Work is matter of course

The high school cross country team has used the course for practice.
LIBERTY -- Vision and hard work of a student here has given the high school a new cross country practice course and may help him reach the Eagle Scout level in the Boy Scouts of America.
Evan Coombs, 16, now a junior at Liberty High School, has been involved in cross country running since junior high and a member of the Boy Scouts for the past seven years. His love of running and love for the Scouts to come together when Coombs started thinking about a project to boost him to the level of Eagle.
He remembered that the township had no trails dedicated to cross country running.
"I've been running cross country for four years. Cross country is a sport where you don't run on a predictable course, you run on anything. As early as eighth grade I realized that we really didn't have anything to resemble a cross country course, and I thought this would be a good idea," he said.
In his mind
The thought of creating a cross country course stayed tucked away in the back of Coombs' mind until a Relay for Life event held at the high school earlier this year. Coombs said it was there that he noticed the opening to a skinny, short path with overgrown shrubbery leading into the woods not far from the football field.

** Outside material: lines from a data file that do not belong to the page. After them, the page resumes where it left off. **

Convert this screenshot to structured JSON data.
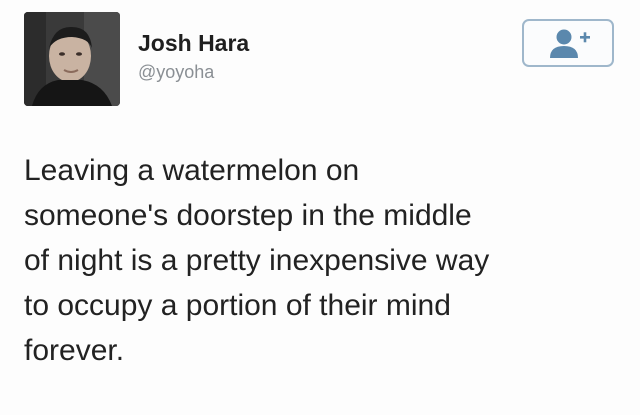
{
  "user": {
    "name": "Josh Hara",
    "handle": "@yoyoha"
  },
  "follow_button": {
    "icon": "add-user-icon",
    "color": "#5b88ad"
  },
  "tweet": {
    "lines": [
      "Leaving a watermelon on",
      "someone's doorstep in the middle",
      "of night is a pretty inexpensive way",
      "to occupy a portion of their mind",
      "forever."
    ]
  }
}
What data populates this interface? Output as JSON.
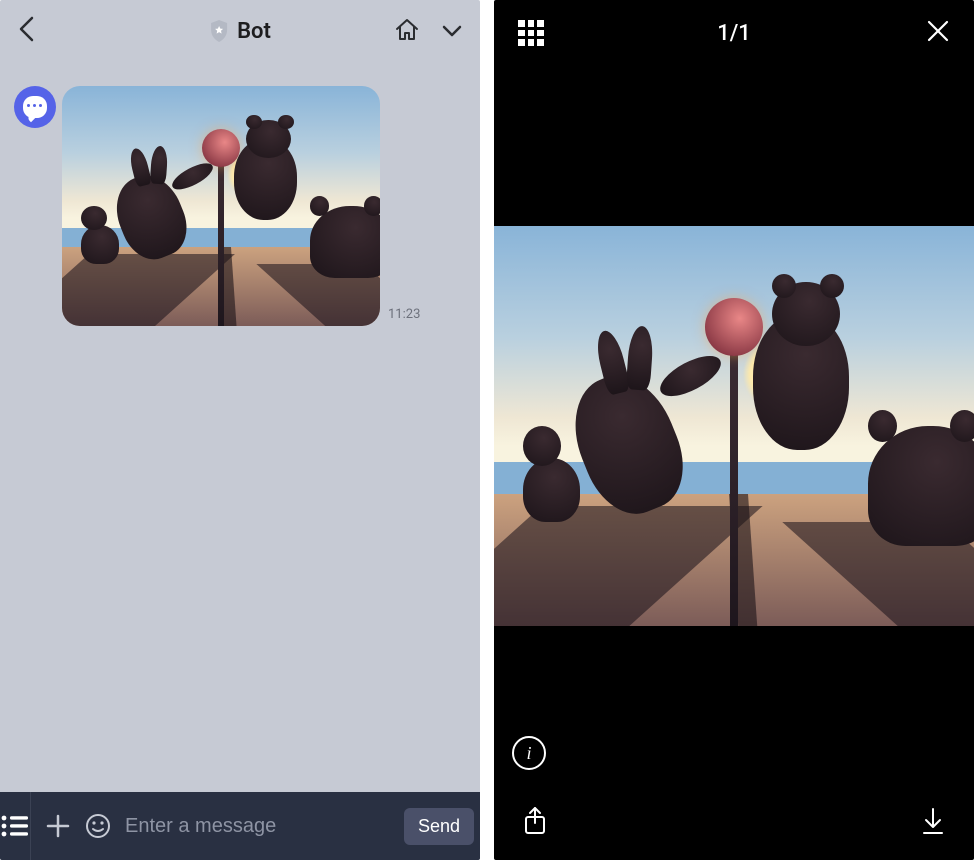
{
  "chat": {
    "header": {
      "title": "Bot"
    },
    "message": {
      "timestamp": "11:23"
    },
    "input": {
      "placeholder": "Enter a message",
      "send_label": "Send"
    }
  },
  "viewer": {
    "counter": "1/1",
    "info_glyph": "i"
  }
}
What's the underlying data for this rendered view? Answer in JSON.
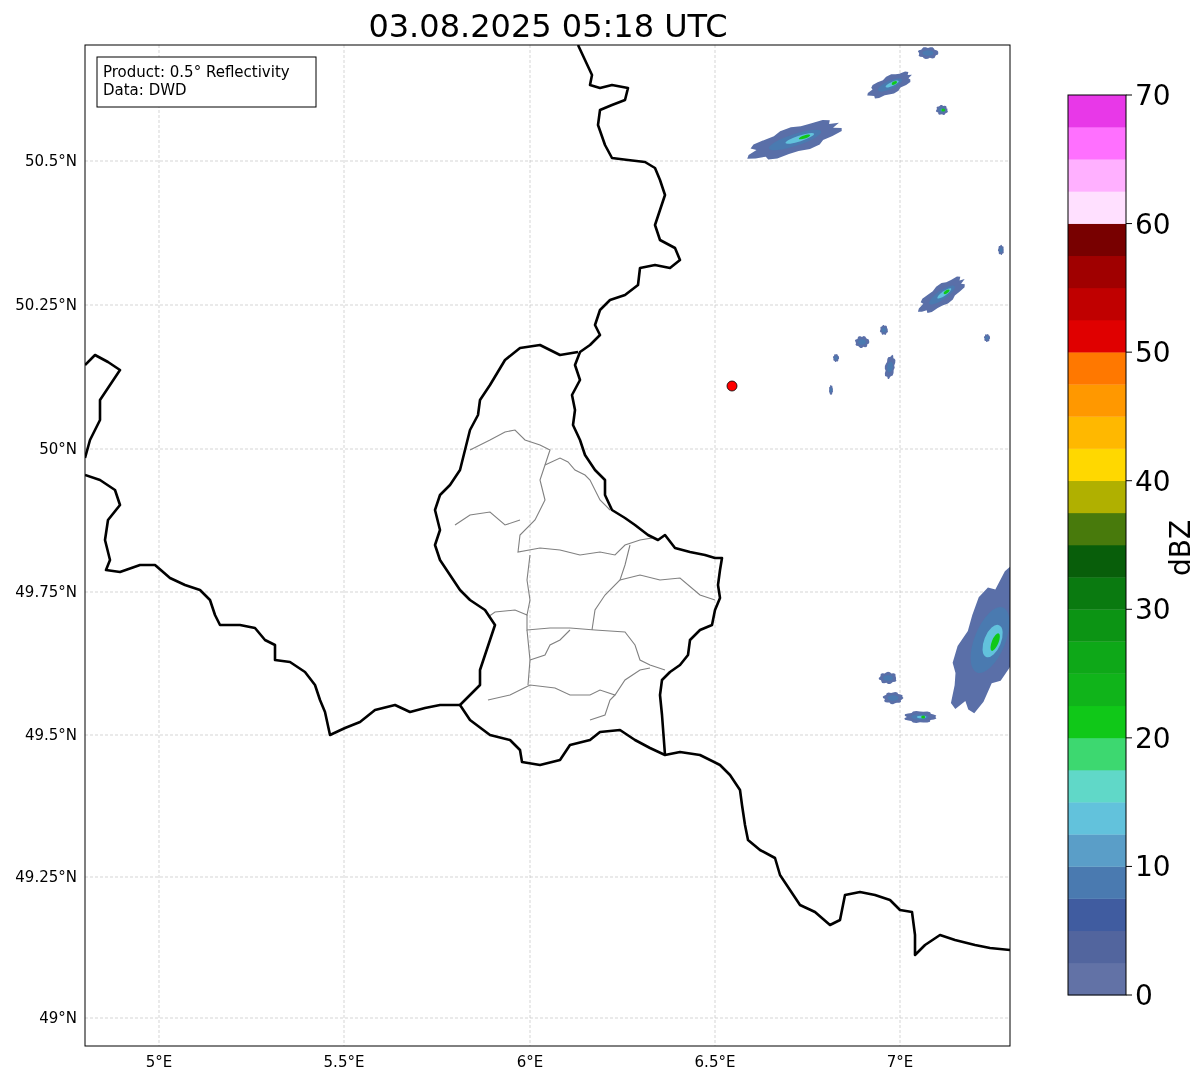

Coombs later walked through the wooded area with a coach from the cross-country team. He noticed the remnants of a path, uneven terrain and a stream that would require that a bridge be built for crossing.
"I figured if there was going to be a place to do this, I wouldn't do much better than this," Coombs said.
Coombs started planning the path and work needed to create the bridge in June. He submitted the project plans to the Boy Scouts committee in charge of approving Eagle Scout projects twice before it was accepted.
After receiving the nod of approval from the Scouts, Coombs received donations from the track and cross country alumni, the boosters, the Parent Teacher Association and was given 200 from the principal's discretionary fund. Rogers Lumber of Niles donated all the needed lumber to build the bridge.
Coombs, along with members of the cross country team and Scouts, spent several hours each day working on the path. After more than 168 man-hours, the path had been cleared, roping put in place and a 16-feet-by-4-feet bridge installed.
Perfect for training
Coombs said the path is about 19,000 feet long, making it too short for an actual cross country meet, but perfect for training purposes. He said someone else interested in a project could come along in the future and extend the path to the roughly three miles needed for it to be used in actual meets.
The Liberty cross country team has used the path for practice on several occasions.
Coombs is hoping to receive his Eagle Scout designation sometime in November. He is the son of Atty. Frederick and Janice Coombs.